As a bit of a history lesson, the first official record of Ausbruch wines comes from the communal register of the town of Weiden, which is on the opposite side of the Neusiedler Lake from Rust, and is dated 1617.
We are proud to offer six different Ruster Ausbruch wines, produced by two of the premier wineries in Rust, for which we are the sole US importer: Feiler-Artinger and Wenzel. The Feiler-Artinger winery just celebrated its 100-year anniversary, and the Wenzel family has been making wine in Rust since 1647.
Last year, Wine Enthusiast magazine named the 2001 Wenzel SAZ Ruster Ausbruch wine to it’s “Top 100 Wines in the World” list, a wine which vintner Michael Wenzel describes this way: “This is the flagship of our Ruster Ausbruch wines. “Saz” stands for the historically important lage [vineyard area] on our property. The idea was to create a Ruster Ausbruch from grapes that have been the traditional combination used for hundreds of years: 60% Furmint and 40% Muskateller. In the glass it is a beautiful sparkly yellow. The nose is immensely fruity, with notes of apricot and citrus fruits. An explosion of fruits. On the palate you are overwhelmed by the finesse of the acid that carries the wine and builds the backbone for long cellaring potential. The 2001 Saz was aged for 18 months in new wood barrels.”

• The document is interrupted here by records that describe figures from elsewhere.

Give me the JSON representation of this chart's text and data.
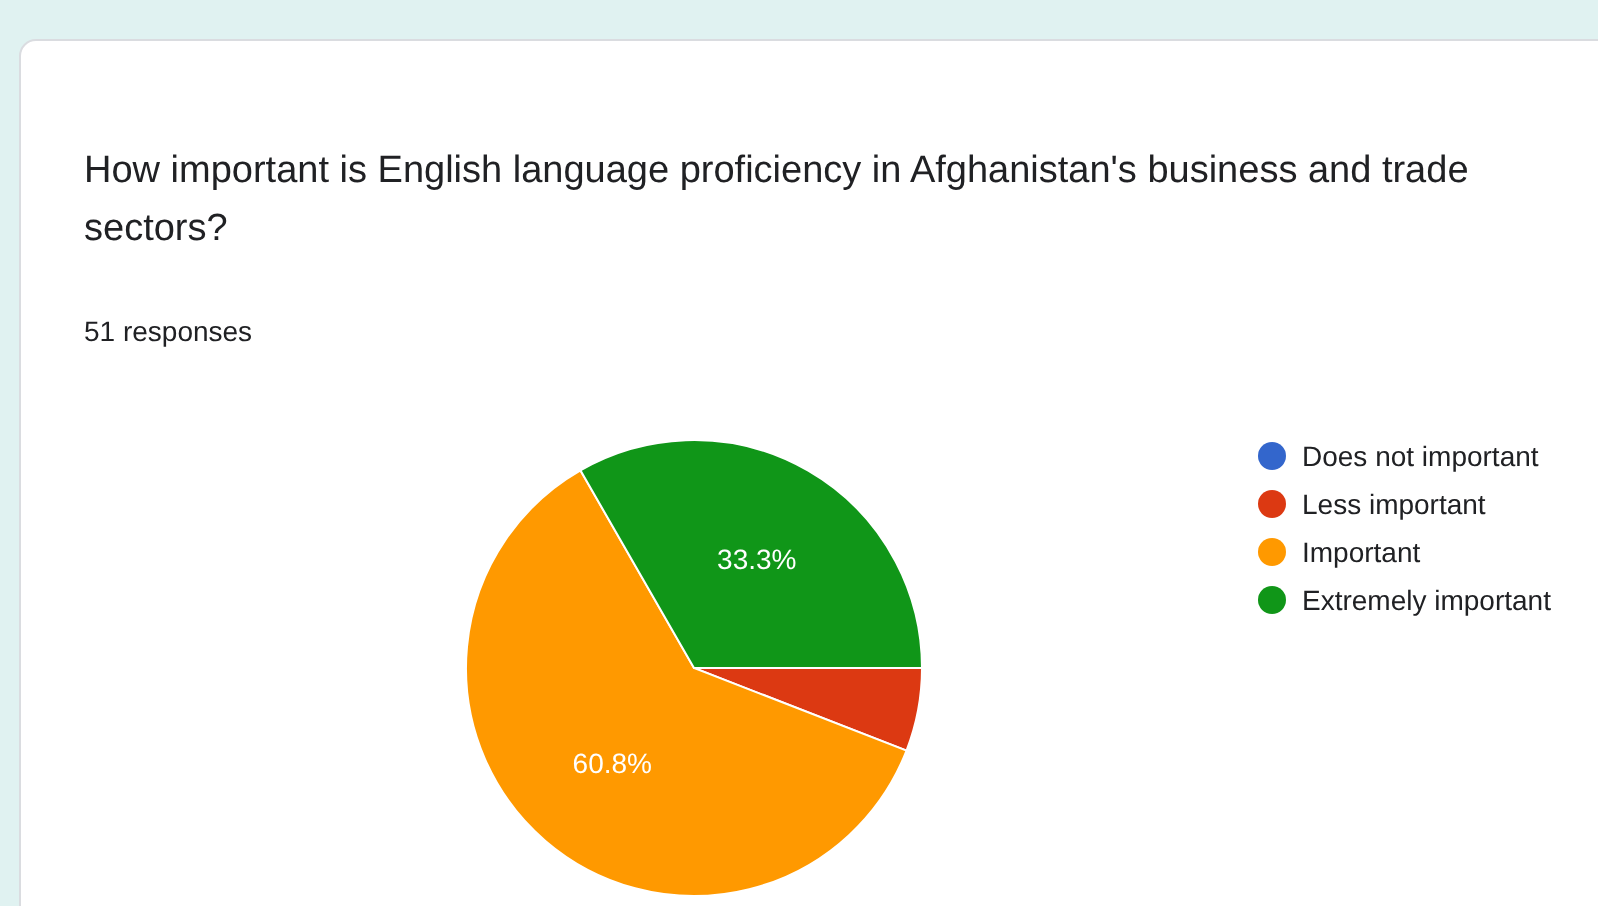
{
  "chart_data": {
    "type": "pie",
    "title": "How important is English language proficiency in Afghanistan's business and trade sectors?",
    "subtitle": "51 responses",
    "categories": [
      "Does not important",
      "Less important",
      "Important",
      "Extremely important"
    ],
    "values": [
      0,
      5.9,
      60.8,
      33.3
    ],
    "colors": [
      "#3366cc",
      "#dc3912",
      "#ff9900",
      "#109618"
    ],
    "value_labels": [
      null,
      null,
      "60.8%",
      "33.3%"
    ],
    "legend": "right"
  }
}
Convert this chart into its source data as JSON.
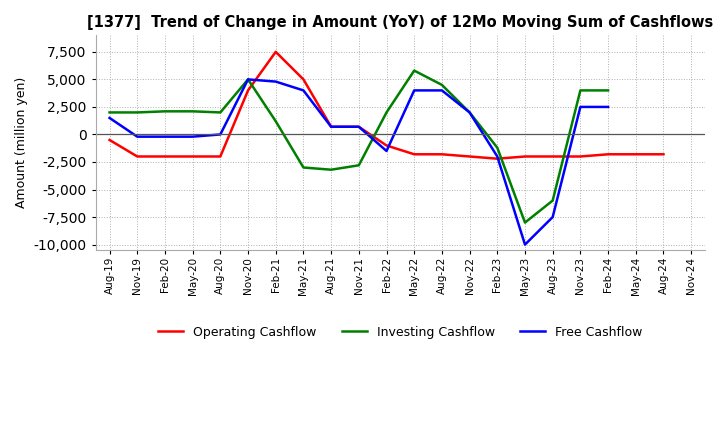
{
  "title": "[1377]  Trend of Change in Amount (YoY) of 12Mo Moving Sum of Cashflows",
  "ylabel": "Amount (million yen)",
  "ylim": [
    -10500,
    9000
  ],
  "yticks": [
    -10000,
    -7500,
    -5000,
    -2500,
    0,
    2500,
    5000,
    7500
  ],
  "x_labels": [
    "Aug-19",
    "Nov-19",
    "Feb-20",
    "May-20",
    "Aug-20",
    "Nov-20",
    "Feb-21",
    "May-21",
    "Aug-21",
    "Nov-21",
    "Feb-22",
    "May-22",
    "Aug-22",
    "Nov-22",
    "Feb-23",
    "May-23",
    "Aug-23",
    "Nov-23",
    "Feb-24",
    "May-24",
    "Aug-24",
    "Nov-24"
  ],
  "operating": [
    -500,
    -2000,
    -2000,
    -2000,
    -2000,
    4000,
    7500,
    5000,
    700,
    700,
    -1000,
    -1800,
    -1800,
    -2000,
    -2200,
    -2000,
    -2000,
    -2000,
    -1800,
    -1800,
    -1800,
    null
  ],
  "investing": [
    2000,
    2000,
    2100,
    2100,
    2000,
    5000,
    1200,
    -3000,
    -3200,
    -2800,
    2000,
    5800,
    4500,
    2000,
    -1200,
    -8000,
    -6000,
    4000,
    4000,
    null,
    null,
    null
  ],
  "free": [
    1500,
    -200,
    -200,
    -200,
    0,
    5000,
    4800,
    4000,
    700,
    700,
    -1500,
    4000,
    4000,
    2000,
    -2000,
    -10000,
    -7500,
    2500,
    2500,
    null,
    null,
    null
  ],
  "operating_color": "#ff0000",
  "investing_color": "#008000",
  "free_color": "#0000ff",
  "background_color": "#ffffff",
  "grid_color": "#b0b0b0"
}
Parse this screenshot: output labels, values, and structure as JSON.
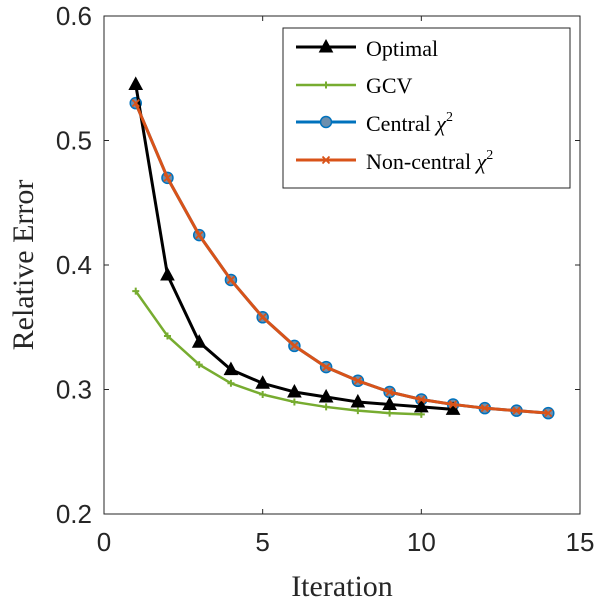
{
  "chart_data": {
    "type": "line",
    "xlabel": "Iteration",
    "ylabel": "Relative Error",
    "xlim": [
      0,
      15
    ],
    "ylim": [
      0.2,
      0.6
    ],
    "xticks": [
      0,
      5,
      10,
      15
    ],
    "yticks": [
      0.2,
      0.3,
      0.4,
      0.5,
      0.6
    ],
    "xtick_labels": [
      "0",
      "5",
      "10",
      "15"
    ],
    "ytick_labels": [
      "0.2",
      "0.3",
      "0.4",
      "0.5",
      "0.6"
    ],
    "grid": false,
    "legend_position": "top-right",
    "series": [
      {
        "name": "Optimal",
        "legend_label": "Optimal",
        "color": "#000000",
        "marker": "triangle",
        "x": [
          1,
          2,
          3,
          4,
          5,
          6,
          7,
          8,
          9,
          10,
          11
        ],
        "values": [
          0.545,
          0.392,
          0.338,
          0.316,
          0.305,
          0.298,
          0.294,
          0.29,
          0.288,
          0.286,
          0.284
        ]
      },
      {
        "name": "GCV",
        "legend_label": "GCV",
        "color": "#77AC30",
        "marker": "plus",
        "x": [
          1,
          2,
          3,
          4,
          5,
          6,
          7,
          8,
          9,
          10
        ],
        "values": [
          0.379,
          0.343,
          0.32,
          0.305,
          0.296,
          0.29,
          0.286,
          0.283,
          0.281,
          0.28
        ]
      },
      {
        "name": "Central chi2",
        "legend_label": "Central ",
        "color": "#0072BD",
        "marker": "circle",
        "x": [
          1,
          2,
          3,
          4,
          5,
          6,
          7,
          8,
          9,
          10,
          11,
          12,
          13,
          14
        ],
        "values": [
          0.53,
          0.47,
          0.424,
          0.388,
          0.358,
          0.335,
          0.318,
          0.307,
          0.298,
          0.292,
          0.288,
          0.285,
          0.283,
          0.281
        ]
      },
      {
        "name": "Non-central chi2",
        "legend_label": "Non-central ",
        "color": "#D95319",
        "marker": "x",
        "x": [
          1,
          2,
          3,
          4,
          5,
          6,
          7,
          8,
          9,
          10,
          11,
          12,
          13,
          14
        ],
        "values": [
          0.53,
          0.47,
          0.424,
          0.388,
          0.358,
          0.335,
          0.318,
          0.307,
          0.298,
          0.292,
          0.288,
          0.285,
          0.283,
          0.281
        ]
      }
    ],
    "chi_symbol": "χ",
    "chi_superscript": "2"
  }
}
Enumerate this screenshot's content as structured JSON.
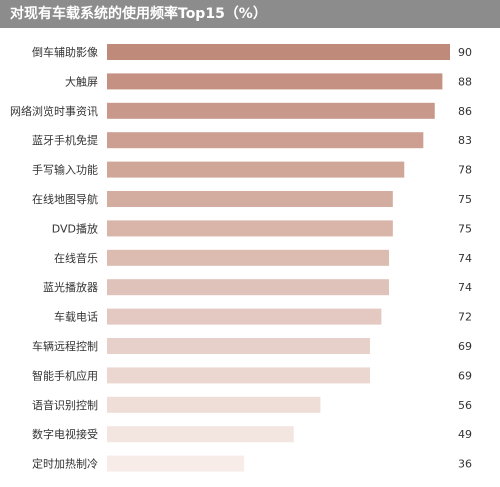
{
  "header": {
    "title": "对现有车载系统的使用频率Top15（%）"
  },
  "colors": {
    "header_bg": "#8c8c8c",
    "bar_dark": "#c08a7a",
    "bar_light": "#f7ece8"
  },
  "chart_data": {
    "type": "bar",
    "orientation": "horizontal",
    "title": "对现有车载系统的使用频率Top15（%）",
    "categories": [
      "倒车辅助影像",
      "大触屏",
      "网络浏览时事资讯",
      "蓝牙手机免提",
      "手写输入功能",
      "在线地图导航",
      "DVD播放",
      "在线音乐",
      "蓝光播放器",
      "车载电话",
      "车辆远程控制",
      "智能手机应用",
      "语音识别控制",
      "数字电视接受",
      "定时加热制冷"
    ],
    "values": [
      90,
      88,
      86,
      83,
      78,
      75,
      75,
      74,
      74,
      72,
      69,
      69,
      56,
      49,
      36
    ],
    "xlim": [
      0,
      90
    ],
    "grid": false,
    "legend": "none"
  }
}
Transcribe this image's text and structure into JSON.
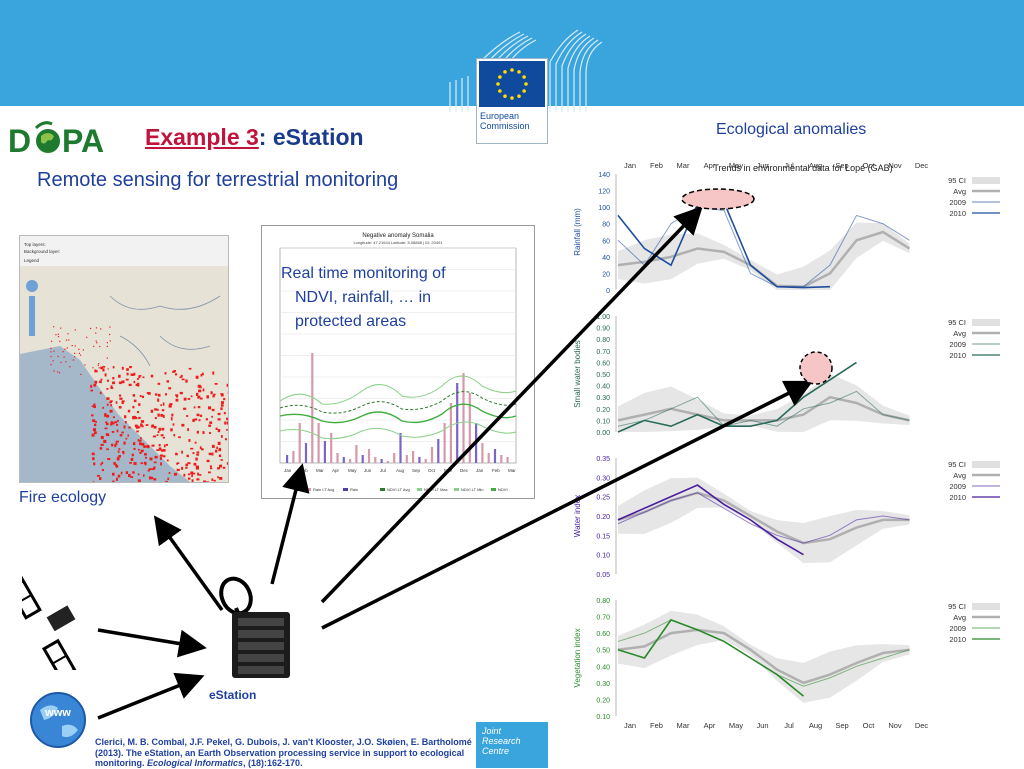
{
  "header": {
    "commission_line1": "European",
    "commission_line2": "Commission",
    "dopa_logo_text": "D  PA"
  },
  "slide": {
    "title_prefix": "Example 3",
    "title_colon": ":",
    "title_main": " eStation",
    "subtitle": "Remote sensing for terrestrial monitoring",
    "ecological_label": "Ecological anomalies",
    "fire_label": "Fire ecology",
    "ndvi_caption_1": "Real time monitoring of",
    "ndvi_caption_2": "NDVI, rainfall, … in",
    "ndvi_caption_3": "protected areas",
    "estation_label": "eStation"
  },
  "fire_map": {
    "legend_line1": "Top layers:",
    "legend_line2": "Background layer:",
    "legend_line3": "Legend"
  },
  "ndvi_chart": {
    "title": "Negative anomaly Somalia",
    "subtitle": "Longitude: 47.21644 Latitude: 5.08888 | ID: 20491",
    "months": [
      "Jan",
      "Feb",
      "Mar",
      "Apr",
      "May",
      "Jun",
      "Jul",
      "Aug",
      "Sep",
      "Oct",
      "Nov",
      "Dec",
      "Jan",
      "Feb",
      "Mar"
    ],
    "legend": [
      "Rain LT Avg",
      "Rain",
      "NDVI LT Avg",
      "NDVI LT Max",
      "NDVI LT Min",
      "NDVI"
    ]
  },
  "eco_charts": {
    "title": "Trends in environmental data for Lopé (GAB)",
    "months": [
      "Jan",
      "Feb",
      "Mar",
      "Apr",
      "May",
      "Jun",
      "Jul",
      "Aug",
      "Sep",
      "Oct",
      "Nov",
      "Dec"
    ],
    "legend": [
      "95 CI",
      "Avg",
      "2009",
      "2010"
    ],
    "panels": [
      {
        "ylabel": "Rainfall (mm)",
        "ticks": [
          "140",
          "120",
          "100",
          "80",
          "60",
          "40",
          "20",
          "0"
        ],
        "color": "#1f4e9e"
      },
      {
        "ylabel": "Small water bodies",
        "ticks": [
          "1.00",
          "0.90",
          "0.80",
          "0.70",
          "0.60",
          "0.50",
          "0.40",
          "0.30",
          "0.20",
          "0.10",
          "0.00"
        ],
        "color": "#2a6a5a"
      },
      {
        "ylabel": "Water index",
        "ticks": [
          "0.35",
          "0.30",
          "0.25",
          "0.20",
          "0.15",
          "0.10",
          "0.05"
        ],
        "color": "#4a1f9e"
      },
      {
        "ylabel": "Vegetation index",
        "ticks": [
          "0.80",
          "0.70",
          "0.60",
          "0.50",
          "0.40",
          "0.30",
          "0.20",
          "0.10"
        ],
        "color": "#2a8a2a"
      }
    ]
  },
  "citation": {
    "text": "Clerici, M. B. Combal, J.F. Pekel, G. Dubois, J. van't Klooster, J.O. Skøien, E. Bartholomé (2013). The eStation, an Earth Observation processing service in support to ecological monitoring. ",
    "journal": "Ecological Informatics",
    "tail": ", (18):162-170."
  },
  "jrc": {
    "line1": "Joint",
    "line2": "Research",
    "line3": "Centre"
  }
}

And just how long is the cellar potential for these wines? Vintner Kurt Feiler describes their passage into maturity this way: “The Ruster Ausbruch has a cellaring potential of up to 50, 60 years. It shows well in the first 2 years, then closes down in year 3 for about a year, and then opens back up with fruit and more complexity on the palate; more rounded and integrated. It will hold at this perfect taste for another 15 years and then slows development as it moves into its ripening period. The sweet impression of the sugar reduces during this final period, developing a more crispy, slightly drier finish. For our Ruster Ausbruch blends every grape is picked single varietal, at different times, and then after fermentation they are blended. This also helps us to control the final feeling.”
One might be tempted to serve such a sweet dessert wine alongside the dessert course, but time and again our vintners recommend something different: pairing these wines with something savory, such as a blue-veined cheese or some prepared foie gras, to create an incredible balance and harmony. If you do elect to serve it as the finishing touch of the meal, we would recommend keeping the dessert simple and not-too-sweet, such as a white cake or ripe fruit dish. Or better yet, serve a glass of Ruster as the entire dessert course! This is one dessert wine which can certainly stand alone, and deserves to do so.
These rare and exquisite wines are a must for the dessert wine connoisseur, and a knock-out for the sweet wine novice.